Print Friendly and PDF

Bagi umat Katolik dalam Ritus Gereja Roma, menekuk lutut ke lantai adalah gerakan umum yang mendalami simbolisme agama. Ini adalah kebiasaan lama, yang membantu orang-orang Kristen berdoa dengan tubuh dan jiwa.

Tetapi, hal itu tidak selalu dikomunikasikan kepada umat awam ketika seseorang harus berlutut. Begitu banyak yang tahu mengapa membengkokkan lutut adalah sikap gerak yang penting, tetapi kita tidak selalu tahu kapan waktu dan tempat yang tepat.

Untuk menemukan jawabannya, kita perlu melihat Petunjuk Umum Misale Romawi.

Pertama-tama, PUMR (Pedoman Umum Misale Romawi) menyatakan, "Berlutut/bersujud, dibuat dengan menekuk lutut kanan ke lantai, menandakan penghormatan, dan oleh karenanya, itu diarahkan pada Sakramen Maha Kudus."

Ini sangat penting karena menjelaskan bahwa bersujud itu adalah suatu sikap gerak yang pada akhirnya diarahkan kepada Allah, yang benar-benar hadir dalam Ekaristi Kudus. Kita tidak berlutut kepada setiap orang (seperti beberapa budaya di masa lalu) atau hal-hal materi, tetapi hanya kepada Tuhan. Selanjutnya PUMR menjelaskan, dalam banyak kasus, “semua yang berjalan melewati di depan Sakramen Mahakudus wajib berlutut.” Ada beberapa pengecualian terhadap aturan ini yang dijabarkan dalam PUMR, tetapi hal-hal tersebut berhubungan dengan mereka yang sedang melakukan beberapa tugas/fungsi (Misdinar dll) pada Misa.

Di luar pengecualian itu, kebiasaan umum dalam Ritus Roma bahwa anda berlutut pada satu lutut kapan pun anda lewat di depan tabernakel (yang berisi Sakramen Mahakudus). Biasanya ketika orang memasuki gereja Katolik dan berjalan menuju bangku mereka, mereka berlutut sebelum duduk, yang merupakan gerakan kecil penghormatan terhadap Dia yang hadir di sana.

Namun, penting untuk dicatat bahwa bersujud hanya diperlukan ketika melewati tabernakel. Ini berarti seseorang harus melihat lebih dalam tentang kondisi tabernakel, karena tabernakel mungkin tidak tampak, di kapel samping, atau bahkan kosong. Tidak ada alasan untuk berlutut ketika memasuki gereja jika anda tidak berjalan menuju tabernakel.
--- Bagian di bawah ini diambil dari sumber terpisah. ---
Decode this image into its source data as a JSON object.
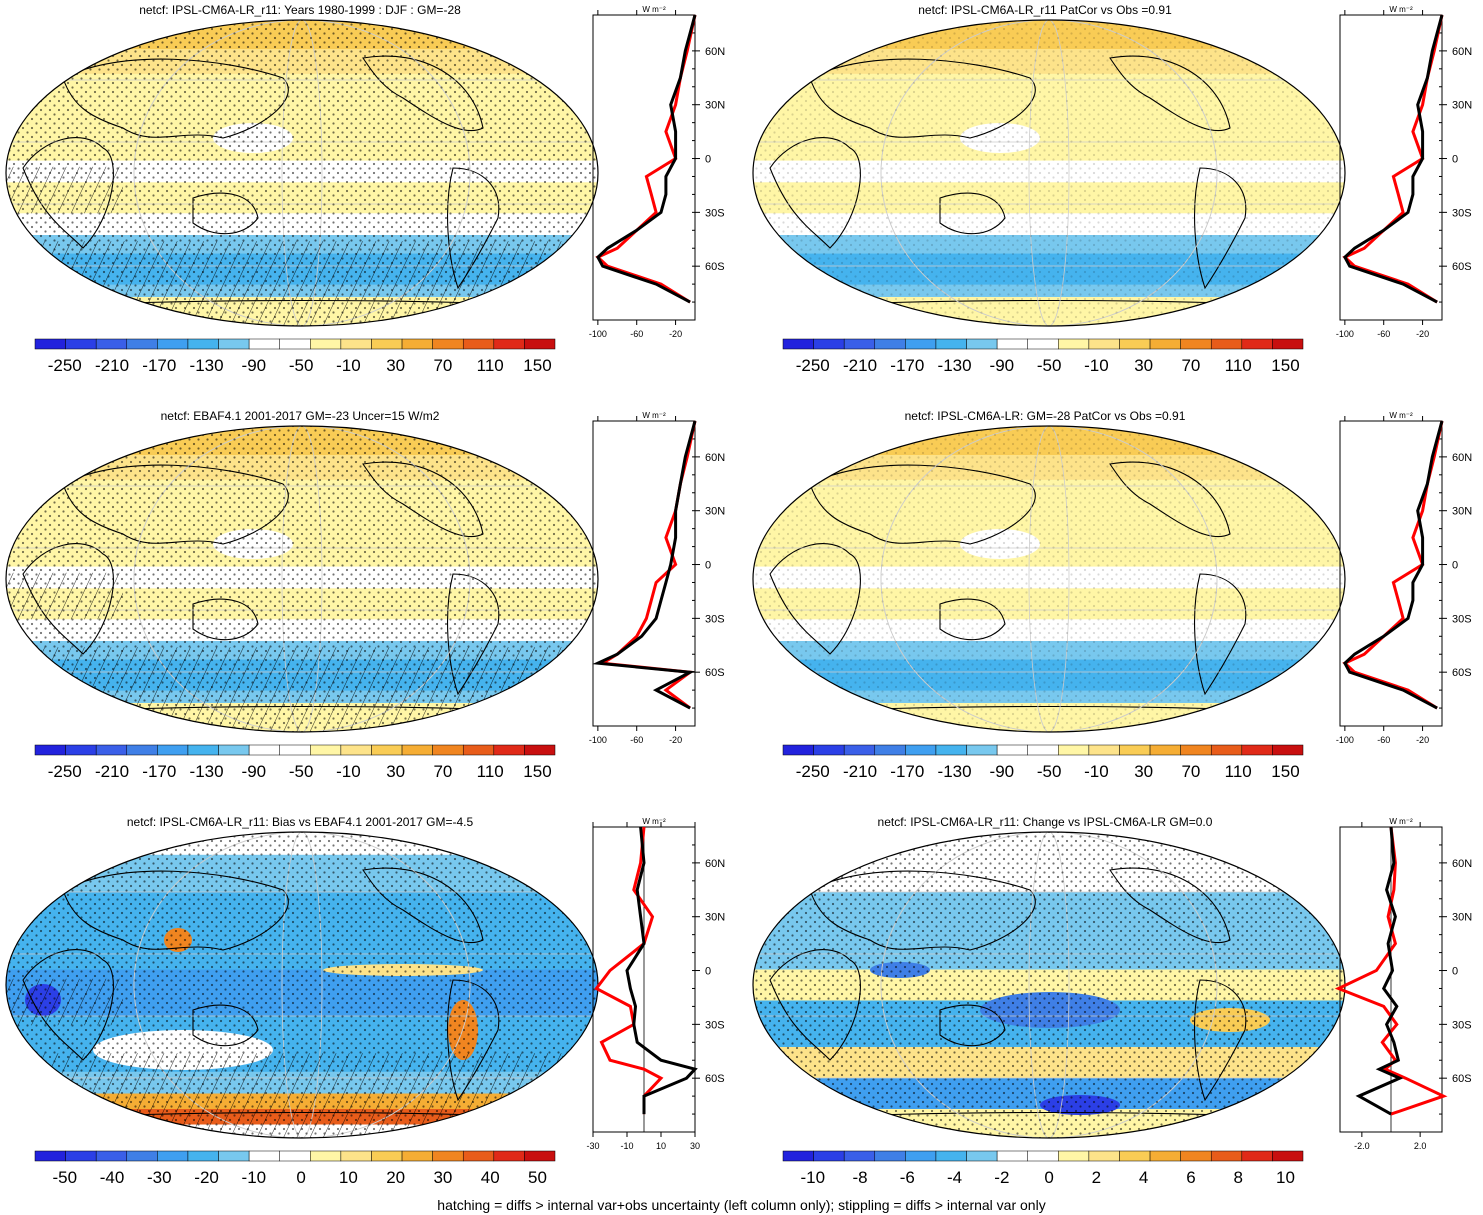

Dalam kasus-kasus itu, pandangan sederhana menuju ke altar adalah tepat.

Pada Jumat Agung, ketika Sakramen Mahakudus telah dipindahkan ke altar yang tepat, kita tidak berlutut di depan tabernakel yang kosong. Perhatian yang baik adalah mencari lampu yang terus menyala di dekat tabernakel ketika Sakramen Mahakudus hadir.

Kebiasaan lain, meskipun tidak secara umum dalam prakteknya, berlutut pada dua lutut saat Sakramen Mahakudus terlihat di altar dalam monstrans emas untuk penghormatan semua umat. Ini adalah sebuah tradisi yang sudah sering dilakukan, tetapi itu bersifat opsional. Sederhananya, mengakui bahwa Yesus tidak lagi berada di ruang tertutup (tabernakel), tetapi di hadapan semua orang dengan cara yang lebih terlihat.

Disamping yang sederhana itu, ada beberapa keadaan lain saat berlutut dimohon untuk acara-acara khusus. Sebagai contoh, hal tentang kebiasaan untuk berlutut di hadapan “Salib Suci sejak penghormatan yang khidmat selama perayaan liturgi pada Jumat Agung sampai mulai Malam Paskah.” Selama waktu yang khidmat dalam tahun ini, salib menerima perhatian khusus, dan berlutut memberi penghormatan pada pengorbanan yang Yesus lakukan di kayu salib.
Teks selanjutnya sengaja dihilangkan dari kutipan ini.